Nous avons tous des esthétiques très différentes, mais nous partageons cela, c’est une réalité. J’ai, pour ma part, une grande angoisse face à l’idée de réussite. Je pense sincèrement que le moment où toutes les planètes sont alignées est le pire moment pour agir. Quand je suis attendu, quand tout est acquis, je suis totalement démuni. Comme lorsque vous demandez à un humoriste de vous faire rire et qu’il s’en trouve totalement désarçonné. L’habit de loser que j’enfile souvent est une manière de lutter contre cela. Je préfère partir perdant et avoir l’air d’un con, parce que je suis toujours meilleur quand je me mets en danger et quand j’ai tout à prouver.
Quelle est votre ambition aujourd’hui ?
Rester simple…
Non, sérieusement, nous ne sommes pas au JT de 20 heures. N’auriez-vous pas une réponse un peu moins passe-partout ?
Je suis sérieux. Maintenir une relation ordinaire avec sa famille et son entourage est une belle ambition. De même que celle de conserver un rapport normal avec les gens. Je veux bien accepter de signer des autographes, mais il faut aussi que le public accepte de me laisser dîner tranquillement avec ma mère au restaurant. C’est ce à quoi je veux m’atteler après la tournée intense sur laquelle nous sommes engagés jusqu’en 2015. Ce retour à la réalité me fait un peu peur, après une aussi longue période de travail loin de tout.
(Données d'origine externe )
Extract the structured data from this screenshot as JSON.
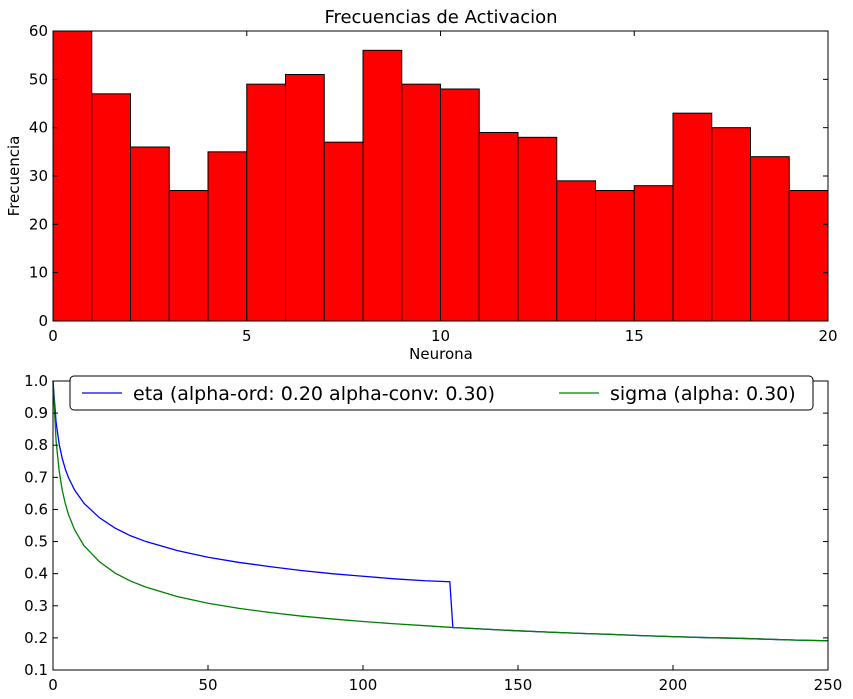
{
  "chart_data": [
    {
      "type": "bar",
      "title": "Frecuencias de Activacion",
      "xlabel": "Neurona",
      "ylabel": "Frecuencia",
      "xlim": [
        0,
        20
      ],
      "ylim": [
        0,
        60
      ],
      "xticks": [
        "0",
        "5",
        "10",
        "15",
        "20"
      ],
      "yticks": [
        "0",
        "10",
        "20",
        "30",
        "40",
        "50",
        "60"
      ],
      "categories": [
        "0",
        "1",
        "2",
        "3",
        "4",
        "5",
        "6",
        "7",
        "8",
        "9",
        "10",
        "11",
        "12",
        "13",
        "14",
        "15",
        "16",
        "17",
        "18",
        "19"
      ],
      "values": [
        60,
        47,
        36,
        27,
        35,
        49,
        51,
        37,
        56,
        49,
        48,
        39,
        38,
        29,
        27,
        28,
        43,
        40,
        34,
        27
      ],
      "bar_color": "#ff0000",
      "edge_color": "#000000",
      "grid": false
    },
    {
      "type": "line",
      "title": "",
      "xlabel": "",
      "ylabel": "",
      "xlim": [
        0,
        250
      ],
      "ylim": [
        0.1,
        1.0
      ],
      "xticks": [
        "0",
        "50",
        "100",
        "150",
        "200",
        "250"
      ],
      "yticks": [
        "0.1",
        "0.2",
        "0.3",
        "0.4",
        "0.5",
        "0.6",
        "0.7",
        "0.8",
        "0.9",
        "1.0"
      ],
      "legend_position": "top-center",
      "grid": false,
      "series": [
        {
          "name": "eta (alpha-ord: 0.20 alpha-conv: 0.30)",
          "color": "#0000ff",
          "x": [
            0,
            1,
            2,
            3,
            4,
            5,
            7,
            10,
            15,
            20,
            25,
            30,
            40,
            50,
            60,
            70,
            80,
            90,
            100,
            110,
            120,
            128,
            129,
            130,
            140,
            150,
            160,
            170,
            180,
            190,
            200,
            210,
            220,
            230,
            240,
            250
          ],
          "y": [
            1.0,
            0.871,
            0.803,
            0.758,
            0.725,
            0.699,
            0.66,
            0.619,
            0.574,
            0.542,
            0.518,
            0.5,
            0.472,
            0.451,
            0.435,
            0.422,
            0.41,
            0.4,
            0.392,
            0.384,
            0.378,
            0.375,
            0.232,
            0.232,
            0.227,
            0.222,
            0.218,
            0.214,
            0.211,
            0.207,
            0.204,
            0.201,
            0.199,
            0.196,
            0.193,
            0.191
          ]
        },
        {
          "name": "sigma (alpha: 0.30)",
          "color": "#008000",
          "x": [
            0,
            1,
            2,
            3,
            4,
            5,
            7,
            10,
            15,
            20,
            25,
            30,
            40,
            50,
            60,
            70,
            80,
            90,
            100,
            110,
            120,
            128,
            130,
            140,
            150,
            160,
            170,
            180,
            190,
            200,
            210,
            220,
            230,
            240,
            250
          ],
          "y": [
            1.0,
            0.812,
            0.719,
            0.659,
            0.617,
            0.584,
            0.536,
            0.487,
            0.437,
            0.402,
            0.377,
            0.358,
            0.329,
            0.308,
            0.292,
            0.279,
            0.268,
            0.259,
            0.251,
            0.244,
            0.238,
            0.233,
            0.232,
            0.227,
            0.222,
            0.218,
            0.214,
            0.211,
            0.207,
            0.204,
            0.201,
            0.199,
            0.196,
            0.193,
            0.191
          ]
        }
      ]
    }
  ]
}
Le métissage que vous défendez est à l’œuvre dans votre manière de mixer les musiques du monde. Mais n’avez-vous pas peur qu’il n’aboutisse finalement qu’à un grand gloubi-boulga des cultures et à leur dilution ?
Je crois que le premier danger concernant la diversité culturelle est l’anglais. Ou plutôt la tentation que chacun a de chanter en anglais et d’abandonner sa propre langue. Les cultures évoluent au contact les unes des autres, c’est un fait. Perdent-elles pour autant leurs particularités ? Je ne le crois pas. J’ai une grande confiance en la force des cultures que j’ai rencontrées, en Afrique par exemple. Elles ne sont plus aussi traditionnelles qu’il y a quarante ans, mais elles restent tout aussi intéressantes. À Dakar ou Abidjan, ces cultures, bien que de plus en plus métissées avec la culture occidentale, sont pleinement vivantes. Le danger, c’est la suprématie d’une culture, pas le mélange.
Je vous imaginais plutôt rebelle. N’avez-vous pas commencé à rapper en réaction à l’internat très bourgeois dans lequel vous avez fait vos études ?
Effectivement, à l’époque, j’ai pu connaître ce désir de revanche sociale face à ce milieu bourgeois qui m’était totalement étranger. Mais avec le temps, on finit par s’apercevoir que cela n’a aucun intérêt. Et on apprend que son meilleur ami de l’époque était, lui aussi, l’un de ces “méchants” bourgeois, et qu’on l’ignorait [rires].
Pour finir cet entretien en beauté, le bien-pensant Stromae pourrait-il se fendre d’une déclaration sans nuance ni bon sentiment ?
Oui. Je crois que je suis un gros connard.